LIMA — Ohioans who are at least 75 years old will be eligible for COVID-19 immunizations starting next week. But Gov. Mike DeWine on Thursday said he expects Ohio will receive a similar allotment of Pfizer and Moderna vaccines as it did this week, foreshadowing another week of wait lists and call-back-later messages as an increasing number of Ohioans try to reserve their shots.
The process has been complicated by a scarcity of vaccines and last-minute notices from the federal government notifying states how many doses will be allotted from week to week.
And the increasing number of vaccine administration sites, intended to make it easier for Ohioans to find a nearby clinic, has added to the confusion among those searching for a location that still has appointments available.
“Our biggest problem is really simple: It’s lack of vaccine,” DeWine said on Thursday, referencing a letter he sent to the incoming Biden administration outlining the challenges the state has encountered while administering the vaccine.
Still, Ohio will move forward with its plan to expand eligibility by five years each week until anyone 65 years or older is able to get a vaccine if they choose.
Ohioans with severe congenital, developmental and early-onset medical disorders and a developmental or intellectual disability will also have access next week, while those with qualifying medical disorders but no disability will have to wait until the week of Feb. 15.
Rapid antigen tests
DeWine on Thursday announced Ohio will purchase 2 million at-home BinaxNOW rapid antigen tests to help local health departments quickly identify outbreaks in workplaces, schools and communities.
The $50 million investment will rely on CARES Act dollars to make the rapid-antigen tests more widely available, a request DeWine said he has heard from health departments for months.
The tests can be performed at home, with results ready within 15 minutes.
A telehealth system will also be available to demonstrate how to administer the tests and read the results.
Dr.

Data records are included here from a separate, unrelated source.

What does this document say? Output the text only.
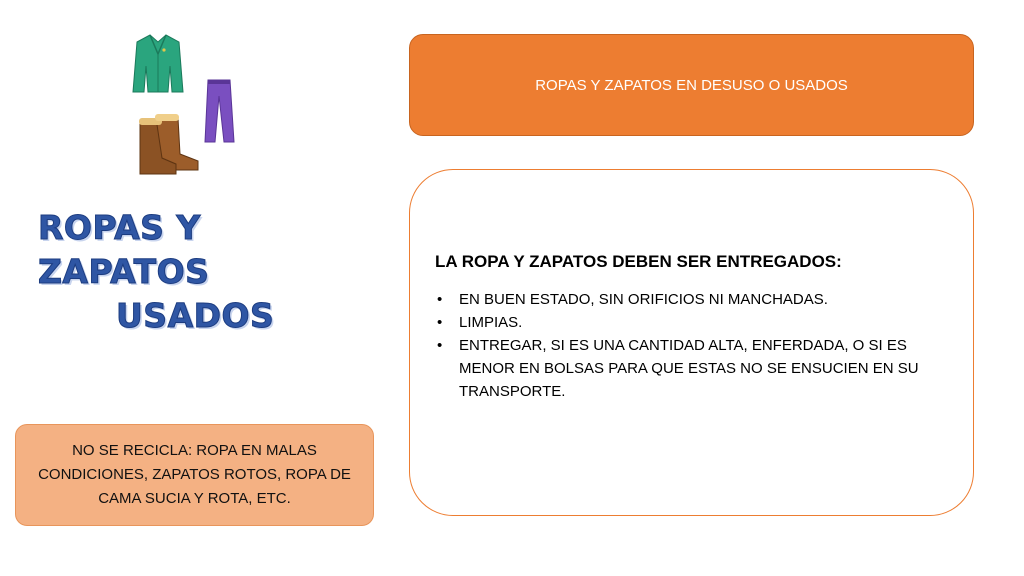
ROPAS Y ZAPATOS
USADOS
ROPAS Y ZAPATOS EN DESUSO O USADOS

LA ROPA Y ZAPATOS DEBEN SER ENTREGADOS:

• EN BUEN ESTADO, SIN ORIFICIOS NI MANCHADAS.
• LIMPIAS.
• ENTREGAR, SI ES UNA CANTIDAD ALTA, ENFERDADA, O SI ES MENOR EN BOLSAS PARA QUE ESTAS NO SE ENSUCIEN EN SU TRANSPORTE.
NO SE RECICLA: ROPA EN MALAS CONDICIONES, ZAPATOS ROTOS, ROPA DE CAMA SUCIA Y ROTA, ETC.
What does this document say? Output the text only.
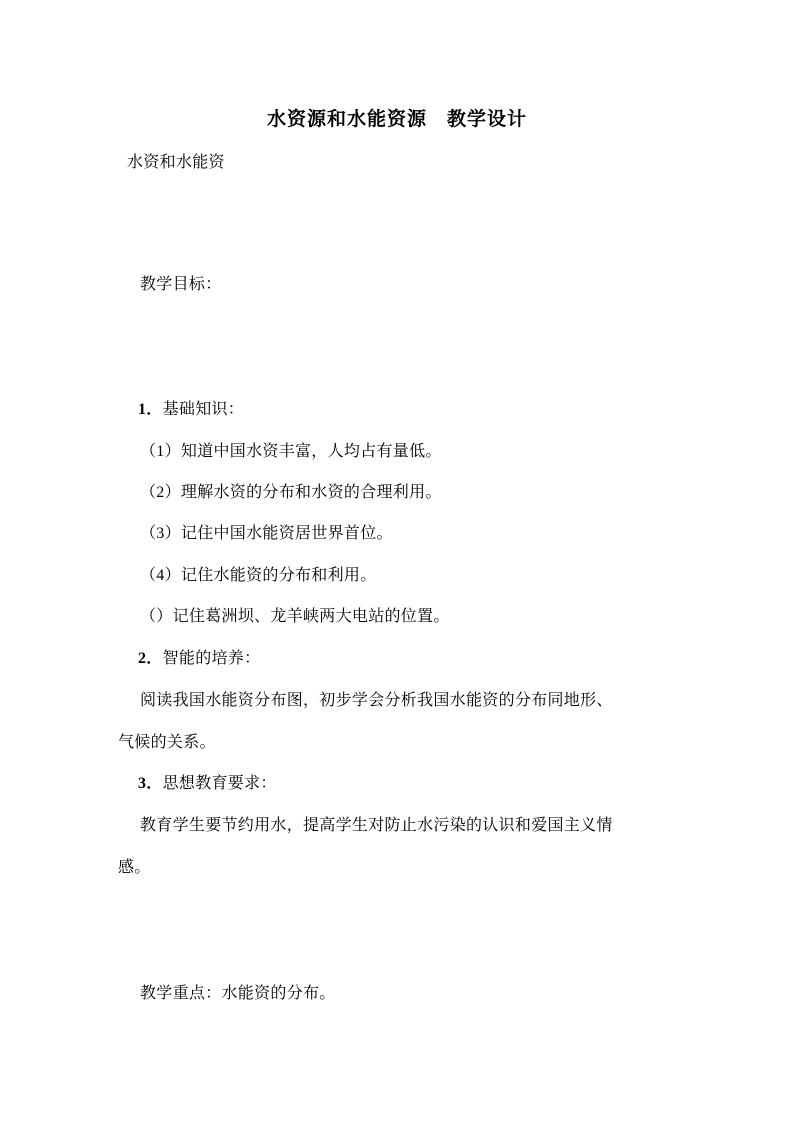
水资源和水能资源　教学设计
水资和水能资
教学目标：
1．基础知识：
（1）知道中国水资丰富，人均占有量低。
（2）理解水资的分布和水资的合理利用。
（3）记住中国水能资居世界首位。
（4）记住水能资的分布和利用。
（）记住葛洲坝、龙羊峡两大电站的位置。
2．智能的培养：
阅读我国水能资分布图，初步学会分析我国水能资的分布同地形、
气候的关系。
3．思想教育要求：
教育学生要节约用水，提高学生对防止水污染的认识和爱国主义情
感。
教学重点：水能资的分布。
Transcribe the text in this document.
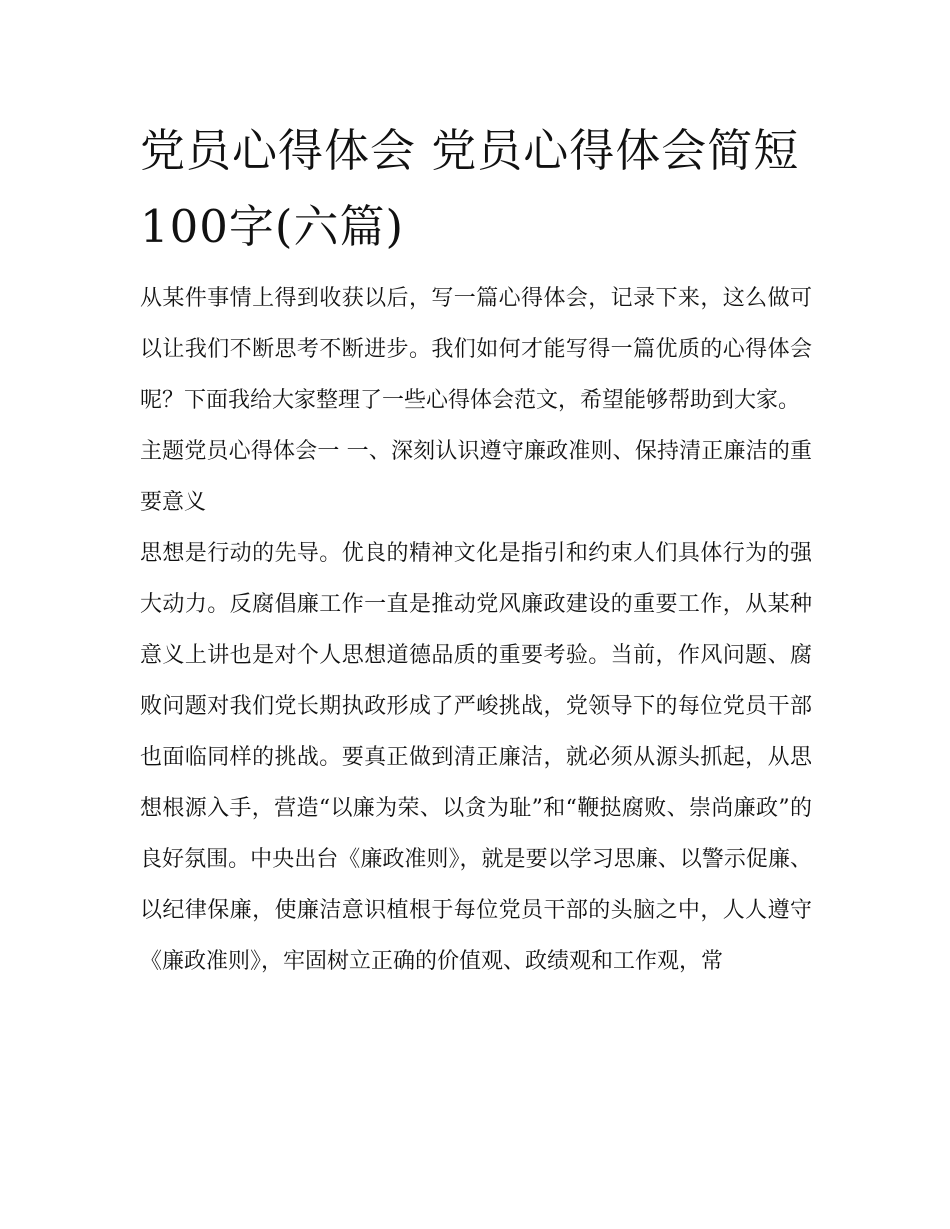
党员心得体会 党员心得体会简短100字(六篇)

从某件事情上得到收获以后，写一篇心得体会，记录下来，这么做可以让我们不断思考不断进步。我们如何才能写得一篇优质的心得体会呢？下面我给大家整理了一些心得体会范文，希望能够帮助到大家。

主题党员心得体会一 一、深刻认识遵守廉政准则、保持清正廉洁的重要意义

思想是行动的先导。优良的精神文化是指引和约束人们具体行为的强大动力。反腐倡廉工作一直是推动党风廉政建设的重要工作，从某种意义上讲也是对个人思想道德品质的重要考验。当前，作风问题、腐败问题对我们党长期执政形成了严峻挑战，党领导下的每位党员干部也面临同样的挑战。要真正做到清正廉洁，就必须从源头抓起，从思想根源入手，营造“以廉为荣、以贪为耻”和“鞭挞腐败、崇尚廉政”的良好氛围。中央出台《廉政准则》，就是要以学习思廉、以警示促廉、以纪律保廉，使廉洁意识植根于每位党员干部的头脑之中，人人遵守《廉政准则》，牢固树立正确的价值观、政绩观和工作观，常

Bruce Vanderhoff, chief medical officer for the Ohio Department of Health, said false negatives are more common than false positives with the rapid antigen tests, meaning a person who tests negative should not interpret their result to mean they are COVID-free.
But a person who tests positive can be fairly certain they have COVID-19, Vanderhoff said, and should isolate themselves immediately to avoid spreading the disease.
The tests will be provided to local health departments to use at their discretion.